Mr Tonking sits in the Crown Court and therefore deals with the most serious cases. Sitting at the pinnacle of the state’s post collision response, he has the power conferred by Parliament to ban the worst drivers from our roads for substantial, even life-long, periods. His language of ‘accidents’ and of ‘a moment’s inattention’ and his focus on cyclists using ‘dangerous trunk roads’ and to high visibility clothing typifies the exculpation of those responsible for, and the blaming of the victims of, bad driving. It is a demonstration of how deeply the car culture is ingrained in our criminal justice system.
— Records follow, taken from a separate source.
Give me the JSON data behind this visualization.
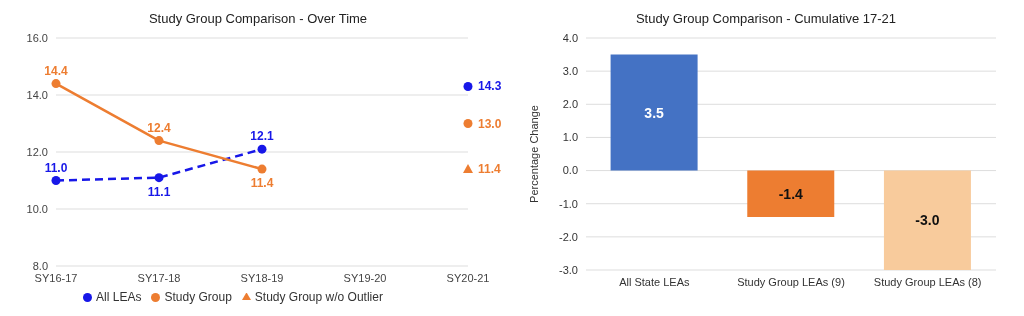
{
  "chart_data": [
    {
      "type": "line",
      "title": "Study Group Comparison - Over Time",
      "categories": [
        "SY16-17",
        "SY17-18",
        "SY18-19",
        "SY19-20",
        "SY20-21"
      ],
      "ylim": [
        8,
        16
      ],
      "yticks": [
        {
          "value": 8,
          "label": "8.0"
        },
        {
          "value": 10,
          "label": "10.0"
        },
        {
          "value": 12,
          "label": "12.0"
        },
        {
          "value": 14,
          "label": "14.0"
        },
        {
          "value": 16,
          "label": "16.0"
        }
      ],
      "grid": "y",
      "legend": "bottom",
      "series": [
        {
          "name": "All LEAs",
          "color": "#1717e8",
          "values": [
            11.0,
            11.1,
            12.1,
            null,
            14.3
          ],
          "value_labels": [
            "11.0",
            "11.1",
            "12.1",
            null,
            "14.3"
          ],
          "marker": "circle",
          "line_style": "dashed"
        },
        {
          "name": "Study Group",
          "color": "#ed7d31",
          "values": [
            14.4,
            12.4,
            11.4,
            null,
            13.0
          ],
          "value_labels": [
            "14.4",
            "12.4",
            "11.4",
            null,
            "13.0"
          ],
          "marker": "circle",
          "line_style": "solid"
        },
        {
          "name": "Study Group w/o Outlier",
          "type": "scatter",
          "color": "#ed7d31",
          "values": [
            null,
            null,
            null,
            null,
            11.4
          ],
          "value_labels": [
            null,
            null,
            null,
            null,
            "11.4"
          ],
          "marker": "triangle"
        }
      ]
    },
    {
      "type": "bar",
      "title": "Study Group Comparison - Cumulative 17-21",
      "ylabel": "Percentage Change",
      "categories": [
        "All State LEAs",
        "Study Group LEAs (9)",
        "Study Group LEAs (8)"
      ],
      "values": [
        3.5,
        -1.4,
        -3.0
      ],
      "value_labels": [
        "3.5",
        "-1.4",
        "-3.0"
      ],
      "colors": [
        "#4472c4",
        "#ed7d31",
        "#f8cb9c"
      ],
      "ylim": [
        -3,
        4
      ],
      "yticks": [
        {
          "value": -3,
          "label": "-3.0"
        },
        {
          "value": -2,
          "label": "-2.0"
        },
        {
          "value": -1,
          "label": "-1.0"
        },
        {
          "value": 0,
          "label": "0.0"
        },
        {
          "value": 1,
          "label": "1.0"
        },
        {
          "value": 2,
          "label": "2.0"
        },
        {
          "value": 3,
          "label": "3.0"
        },
        {
          "value": 4,
          "label": "4.0"
        }
      ],
      "grid": "y"
    }
  ]
}
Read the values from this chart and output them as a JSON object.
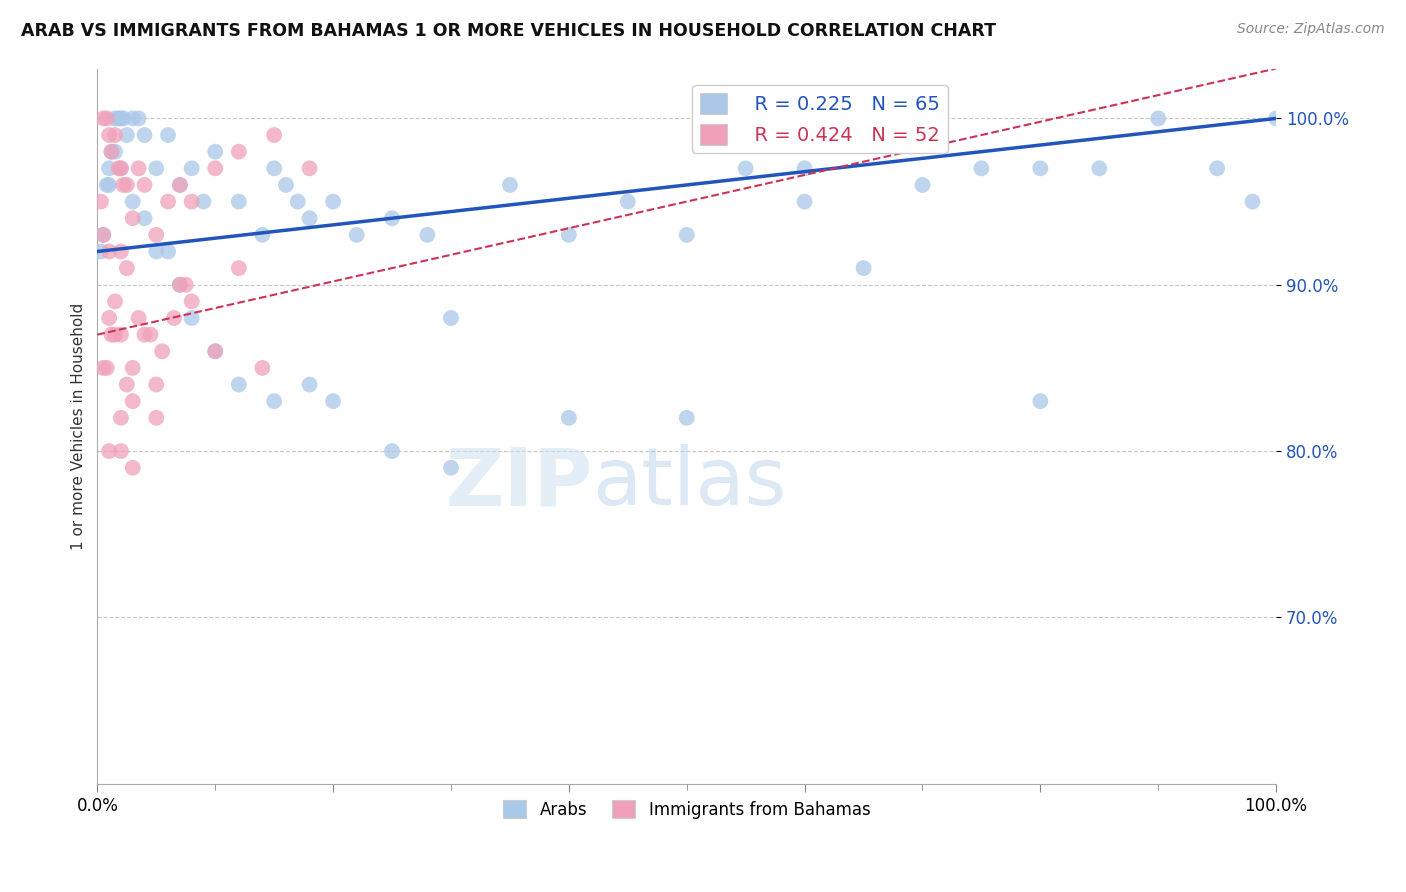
{
  "title": "ARAB VS IMMIGRANTS FROM BAHAMAS 1 OR MORE VEHICLES IN HOUSEHOLD CORRELATION CHART",
  "source": "Source: ZipAtlas.com",
  "ylabel": "1 or more Vehicles in Household",
  "xlim": [
    0,
    100
  ],
  "ylim": [
    60,
    103
  ],
  "yticks": [
    70,
    80,
    90,
    100
  ],
  "ytick_labels": [
    "70.0%",
    "80.0%",
    "90.0%",
    "100.0%"
  ],
  "legend_r_arab": "R = 0.225",
  "legend_n_arab": "N = 65",
  "legend_r_bahamas": "R = 0.424",
  "legend_n_bahamas": "N = 52",
  "arab_color": "#aac8e8",
  "bahamas_color": "#f0a0b8",
  "trendline_arab_color": "#2255bb",
  "trendline_bahamas_color": "#cc3355",
  "background_color": "#ffffff",
  "arab_x": [
    0.3,
    0.5,
    0.8,
    1.0,
    1.2,
    1.5,
    1.8,
    2.0,
    2.2,
    2.5,
    3.0,
    3.5,
    4.0,
    5.0,
    6.0,
    7.0,
    8.0,
    9.0,
    10.0,
    12.0,
    14.0,
    15.0,
    16.0,
    17.0,
    18.0,
    20.0,
    22.0,
    25.0,
    28.0,
    30.0,
    35.0,
    40.0,
    45.0,
    50.0,
    55.0,
    60.0,
    65.0,
    70.0,
    75.0,
    80.0,
    85.0,
    90.0,
    95.0,
    98.0,
    1.0,
    1.5,
    2.0,
    3.0,
    4.0,
    5.0,
    6.0,
    7.0,
    8.0,
    10.0,
    12.0,
    15.0,
    18.0,
    20.0,
    25.0,
    30.0,
    40.0,
    50.0,
    60.0,
    80.0,
    100.0
  ],
  "arab_y": [
    92,
    93,
    96,
    97,
    98,
    100,
    100,
    100,
    100,
    99,
    100,
    100,
    99,
    97,
    99,
    96,
    97,
    95,
    98,
    95,
    93,
    97,
    96,
    95,
    94,
    95,
    93,
    94,
    93,
    88,
    96,
    93,
    95,
    93,
    97,
    97,
    91,
    96,
    97,
    97,
    97,
    100,
    97,
    95,
    96,
    98,
    97,
    95,
    94,
    92,
    92,
    90,
    88,
    86,
    84,
    83,
    84,
    83,
    80,
    79,
    82,
    82,
    95,
    83,
    100
  ],
  "bahamas_x": [
    0.3,
    0.5,
    0.8,
    1.0,
    1.2,
    1.5,
    1.8,
    2.0,
    2.2,
    2.5,
    3.0,
    3.5,
    4.0,
    5.0,
    6.0,
    7.0,
    8.0,
    10.0,
    12.0,
    15.0,
    18.0,
    0.5,
    1.0,
    1.5,
    2.0,
    2.5,
    3.0,
    4.0,
    5.0,
    6.5,
    8.0,
    1.0,
    2.0,
    3.5,
    5.5,
    0.5,
    1.2,
    2.0,
    3.0,
    0.8,
    1.5,
    2.5,
    4.5,
    7.5,
    10.0,
    14.0,
    1.0,
    2.0,
    3.0,
    5.0,
    7.0,
    12.0
  ],
  "bahamas_y": [
    95,
    100,
    100,
    99,
    98,
    99,
    97,
    97,
    96,
    96,
    94,
    97,
    96,
    93,
    95,
    96,
    95,
    97,
    98,
    99,
    97,
    93,
    92,
    89,
    92,
    91,
    85,
    87,
    84,
    88,
    89,
    88,
    82,
    88,
    86,
    85,
    87,
    87,
    83,
    85,
    87,
    84,
    87,
    90,
    86,
    85,
    80,
    80,
    79,
    82,
    90,
    91
  ]
}
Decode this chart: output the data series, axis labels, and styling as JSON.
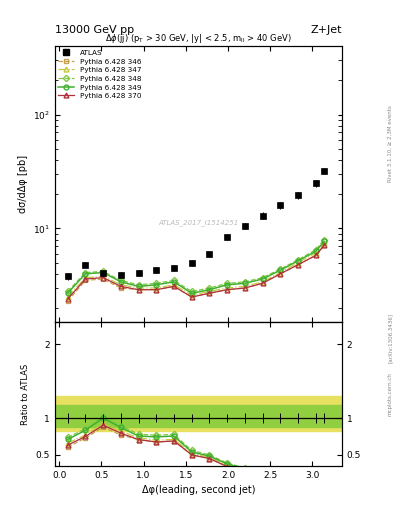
{
  "title_left": "13000 GeV pp",
  "title_right": "Z+Jet",
  "annotation": "Δφ(jj) (p_T > 30 GeV, |y| < 2.5, ᵐₗₗ > 40 GeV)",
  "watermark": "ATLAS_2017_I1514251",
  "xlabel": "Δφ(leading, second jet)",
  "ylabel": "dσ/dΔφ [pb]",
  "ylabel_ratio": "Ratio to ATLAS",
  "right_label": "Rivet 3.1.10, ≥ 2.3M events",
  "arxiv_label": "[arXiv:1306.3436]",
  "mcplots_label": "mcplots.cern.ch",
  "py346_color": "#c8a050",
  "py347_color": "#c8c840",
  "py348_color": "#80c840",
  "py349_color": "#40b030",
  "py370_color": "#b03040",
  "band_yellow": "#e8e060",
  "band_green": "#90d040",
  "ylim_main": [
    1.5,
    400
  ],
  "ylim_ratio": [
    0.35,
    2.3
  ],
  "xlim": [
    -0.05,
    3.35
  ]
}
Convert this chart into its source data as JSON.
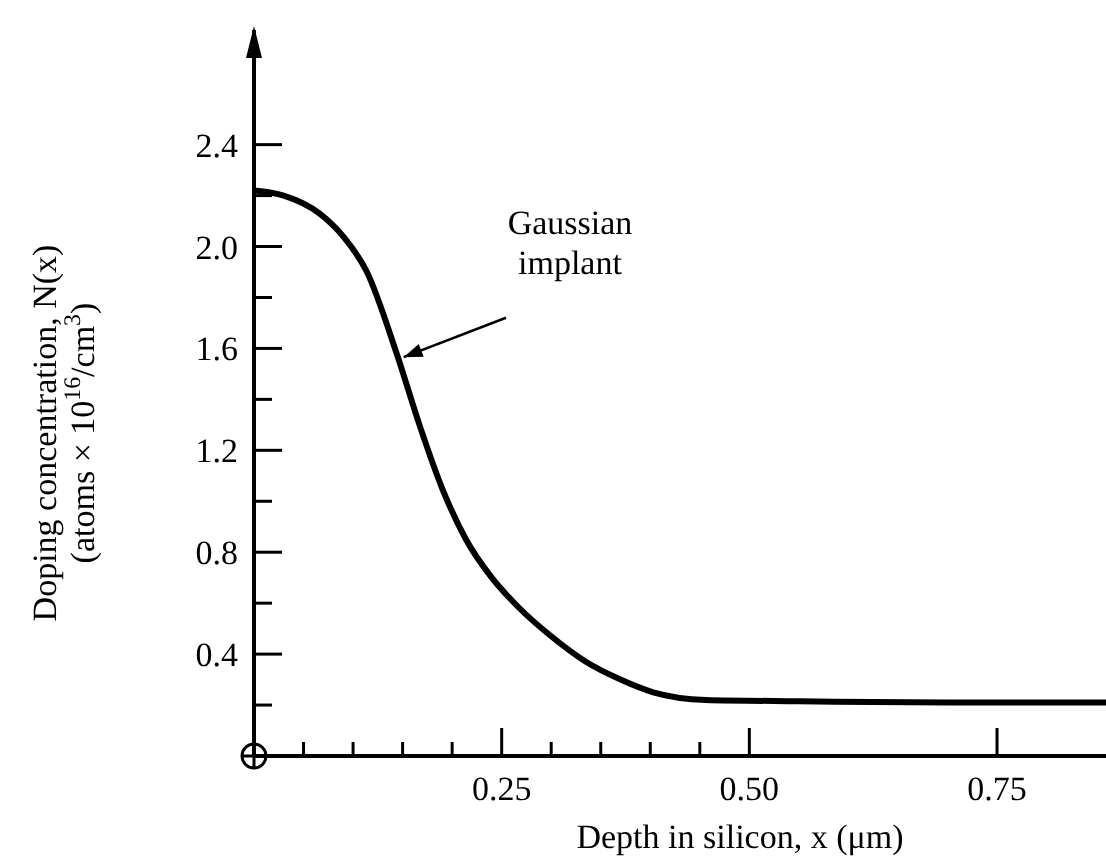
{
  "chart_data": {
    "type": "line",
    "xlabel": "Depth in silicon, x (μm)",
    "ylabel": "Doping concentration, N(x)\n(atoms × 10$^{16}$/cm$^{3}$)",
    "x": [
      0,
      0.03,
      0.066,
      0.09,
      0.114,
      0.144,
      0.167,
      0.19,
      0.214,
      0.24,
      0.268,
      0.3,
      0.335,
      0.37,
      0.403,
      0.456,
      0.55,
      0.7,
      0.86
    ],
    "series": [
      {
        "color": "#000000",
        "values": [
          2.22,
          2.2,
          2.13,
          2.04,
          1.9,
          1.58,
          1.3,
          1.05,
          0.85,
          0.7,
          0.58,
          0.47,
          0.37,
          0.3,
          0.25,
          0.22,
          0.215,
          0.21,
          0.21
        ]
      }
    ],
    "xlim": [
      0,
      0.86
    ],
    "ylim": [
      0,
      2.85
    ],
    "xticks": [
      {
        "value": 0.05,
        "label": null
      },
      {
        "value": 0.1,
        "label": null
      },
      {
        "value": 0.15,
        "label": null
      },
      {
        "value": 0.2,
        "label": null
      },
      {
        "value": 0.25,
        "label": "0.25"
      },
      {
        "value": 0.3,
        "label": null
      },
      {
        "value": 0.35,
        "label": null
      },
      {
        "value": 0.4,
        "label": null
      },
      {
        "value": 0.45,
        "label": null
      },
      {
        "value": 0.5,
        "label": "0.50"
      },
      {
        "value": 0.75,
        "label": "0.75"
      }
    ],
    "yticks": [
      {
        "value": 0.2,
        "label": null
      },
      0.4,
      {
        "value": 0.6,
        "label": null
      },
      0.8,
      {
        "value": 1.0,
        "label": null
      },
      1.2,
      {
        "value": 1.4,
        "label": null
      },
      1.6,
      {
        "value": 1.8,
        "label": null
      },
      {
        "value": 2.0,
        "label": "2.0"
      },
      {
        "value": 2.2,
        "label": null
      },
      2.4
    ],
    "annotations": [
      {
        "text": "Gaussian\nimplant",
        "x": 0.145,
        "y": 1.55
      }
    ],
    "grid": false,
    "marker": "none",
    "line_style": "solid"
  }
}
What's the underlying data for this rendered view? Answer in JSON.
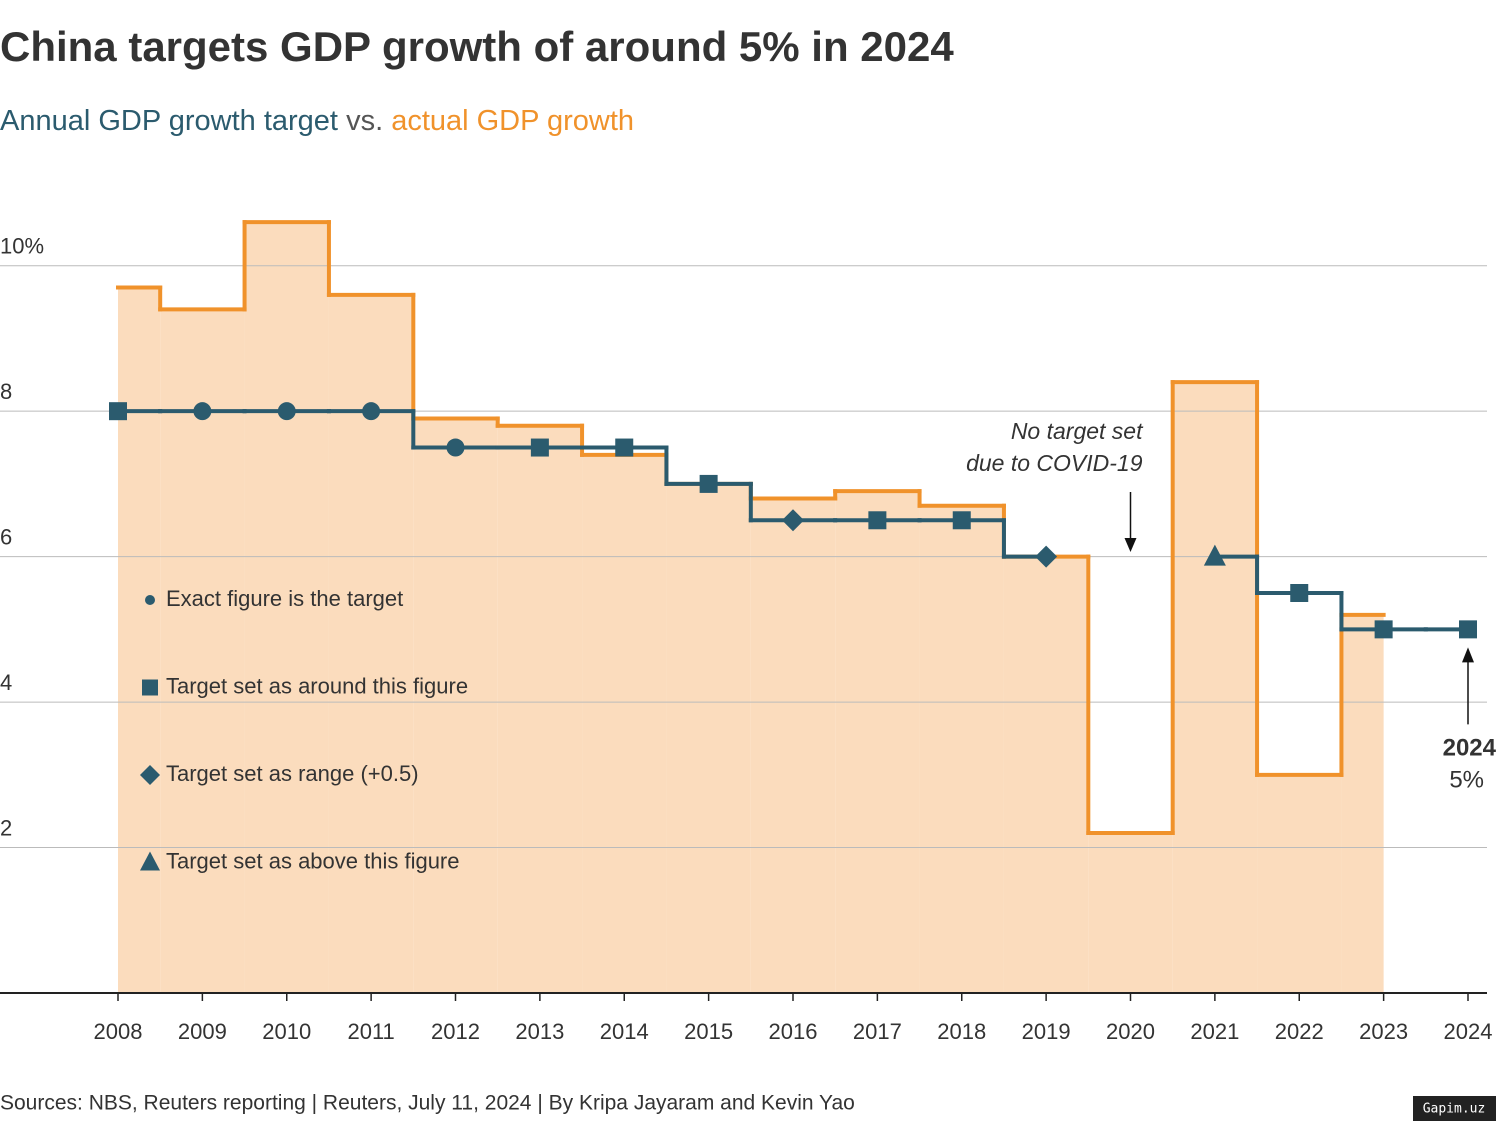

Cycling is both a leisure activity and a viable and responsible means of transport. Cyclists will be attracted to roads that enable them to cover distance swiftly and efficiently without numerous stops and junctions. Dual carriageways make passing slower vehicles easier and have sight lines which render talk of momentary inattention, at any legal speed, wholly inappropriate. By all means make better provision for cyclists so that they can reach their destination at the same speed on better infrastructure but let us not stifle cycling by withdrawing the existing facilities.
Happily Mr Tonking does not have the power to make the law. He does though have the duty to enforce it and this is where his contribution to the safety of cyclists on our roads should lie.